Saturday, 21 June 2014

Missing references from Rethinking Taxation

My previous blog contained a list of references for my forthcoming book, Rethinking Taxation: An introduction to hourly averaging.

In common with works of art, you have to draw a line under a book at some point in time even though there are small things you might like to add. To be fair to the publisher, and to ensure that the book can come out sooner rather than later, I thought I could save the following additions for any future additions rather than delay any further. After all, additions would change all the pages and make it necessary to change the index etc..

Furthermore, nowadays it is easy enough to write a blog such as this one adding the latest information.

The first reference I would have liked to add would be to Thomas Piketty’s recent bestselling book ‘Capital in the 21st Century.’ Piketty had added further evidence to the argument that capitalism without redistributive taxation will always tend to generate widening inequality between capital-owners and workers. I pretty much assumed this to be the case throughout, since commonsensically those who have money behind them can invest, purchase things without the need to make debt repayments, and have the opportunity to earn as much as the poor from work while they obtain returns on capital.

The argument in the book does not depend on there being this tendency within capitalism, as there would be reasons to redistribute from free-market outcomes even if a higher proportion of less economically fortunate people who could catch up with the rich without redistribution. However, perhaps the point given greater validity by Piketty makes the case for redistribution even more urgent. This is because free-market economies will simply create an increasing division between “haves” and “have-nots” no matter what any individual does.

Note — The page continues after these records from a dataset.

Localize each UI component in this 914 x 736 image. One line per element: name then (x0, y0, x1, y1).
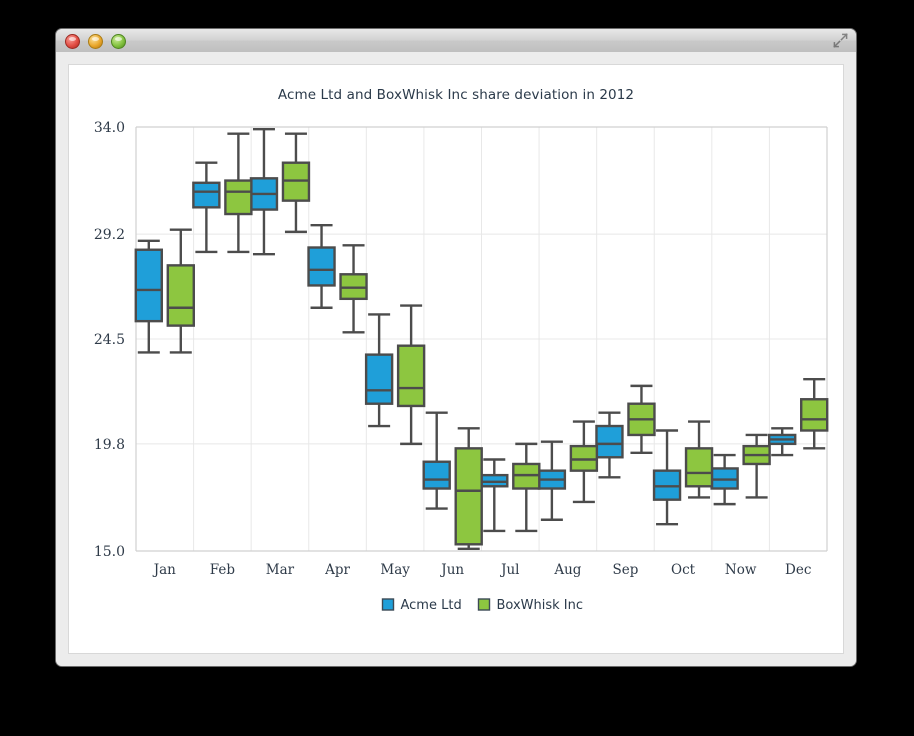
box-rect (398, 346, 424, 406)
box-rect (801, 399, 827, 430)
window-body: Acme Ltd and BoxWhisk Inc share deviatio… (56, 52, 856, 666)
x-axis-tick-label: Aug (553, 562, 581, 578)
x-axis-tick-label: Now (725, 562, 757, 578)
y-axis-tick-label: 15.0 (94, 544, 125, 560)
y-axis-tick-label: 24.5 (94, 332, 125, 348)
box-plot-item[interactable] (769, 428, 795, 455)
boxplot-chart: 34.029.224.519.815.0 JanFebMarAprMayJunJ… (69, 65, 843, 653)
box-plot-item[interactable] (309, 225, 335, 308)
box-plot-item[interactable] (539, 442, 565, 520)
app-window: Acme Ltd and BoxWhisk Inc share deviatio… (55, 28, 857, 667)
box-plot-item[interactable] (168, 230, 194, 353)
y-axis-tick-label: 29.2 (94, 227, 125, 243)
y-axis-tick-label: 19.8 (94, 437, 125, 453)
box-rect (225, 181, 251, 214)
y-axis-tick-label: 34.0 (94, 120, 125, 136)
legend-swatch (383, 599, 394, 610)
box-plot-item[interactable] (481, 460, 507, 531)
window-controls (65, 34, 126, 49)
x-axis-tick-label: Apr (324, 562, 350, 578)
box-plot-item[interactable] (686, 422, 712, 498)
box-plot-item[interactable] (456, 428, 482, 549)
box-rect (424, 462, 450, 489)
box-plot-item[interactable] (596, 413, 622, 478)
close-button[interactable] (65, 34, 80, 49)
box-plot-item[interactable] (628, 386, 654, 453)
box-plot-item[interactable] (398, 306, 424, 444)
x-axis-tick-label: Jul (499, 562, 519, 578)
zoom-button[interactable] (111, 34, 126, 49)
box-rect (309, 248, 335, 286)
legend-label: Acme Ltd (401, 598, 462, 613)
x-axis-tick-label: Mar (266, 562, 295, 578)
y-axis-ticks: 34.029.224.519.815.0 (94, 120, 125, 560)
box-plot-item[interactable] (571, 422, 597, 502)
chart-legend: Acme LtdBoxWhisk Inc (383, 598, 584, 613)
box-rect (193, 183, 219, 208)
x-axis-tick-label: May (380, 562, 410, 578)
legend-swatch (479, 599, 490, 610)
box-plot-item[interactable] (712, 455, 738, 504)
box-plot-item[interactable] (801, 379, 827, 448)
box-plot-item[interactable] (136, 241, 162, 353)
box-plot-item[interactable] (283, 134, 309, 232)
x-axis-tick-label: Feb (210, 562, 235, 578)
minimize-button[interactable] (88, 34, 103, 49)
screen: Acme Ltd and BoxWhisk Inc share deviatio… (0, 0, 914, 736)
resize-grip-icon[interactable] (833, 33, 848, 48)
boxplot-svg: 34.029.224.519.815.0 JanFebMarAprMayJunJ… (69, 65, 843, 665)
box-plot-item[interactable] (654, 430, 680, 524)
legend-label: BoxWhisk Inc (497, 598, 584, 613)
window-titlebar[interactable] (56, 29, 856, 53)
box-rect (686, 448, 712, 486)
legend-item-boxwhisk-inc[interactable]: BoxWhisk Inc (479, 598, 584, 613)
box-rect (168, 265, 194, 325)
box-plot-item[interactable] (424, 413, 450, 509)
box-rect (456, 448, 482, 544)
x-axis-tick-label: Jun (439, 562, 464, 578)
box-plot-item[interactable] (366, 314, 392, 426)
x-axis-tick-label: Oct (671, 562, 696, 578)
box-rect (596, 426, 622, 457)
x-axis-tick-label: Dec (785, 562, 811, 578)
legend-item-acme-ltd[interactable]: Acme Ltd (383, 598, 462, 613)
x-axis-tick-label: Jan (152, 562, 176, 578)
box-rect (366, 355, 392, 404)
x-axis-tick-label: Sep (613, 562, 639, 578)
box-plot-item[interactable] (341, 245, 367, 332)
chart-canvas: Acme Ltd and BoxWhisk Inc share deviatio… (68, 64, 844, 654)
box-plot-item[interactable] (513, 444, 539, 531)
x-axis-ticks: JanFebMarAprMayJunJulAugSepOctNowDec (152, 562, 812, 578)
box-plot-item[interactable] (251, 129, 277, 254)
box-rect (136, 250, 162, 321)
box-plot-item[interactable] (193, 163, 219, 252)
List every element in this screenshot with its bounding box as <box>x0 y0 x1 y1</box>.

The other references I would particularly like to have added are to my own recent and future publications. I would add the following journal paper to footnote 109 on my approach to international taxation:

Bamford, Douglas. 'Realising International Justice: To Constrain or to Counter-Incentivise?', Moral Philosophy and Politics, 1/1 (2014), 127–46.

I would add the following journal article to footnote 4 on Dworkin's hypothetical insurance approach:

Bamford, Douglas. 'The Holistic and Policy Focused Interpretation of Hypothetical Insurance', Moral Philosophy and Politics, (forthcoming).

I also hope to have further publications confirmed in the near future which will develop some of the points I make in the book in greater detail. I hope to add these to this list as and when the titles and publication details etc. are confirmed.

I am sure many future publications will be relevant to the book, but I thought these ones were particularly noteworthy as I was considering adding them when doing the final proof. They were so close to inclusion!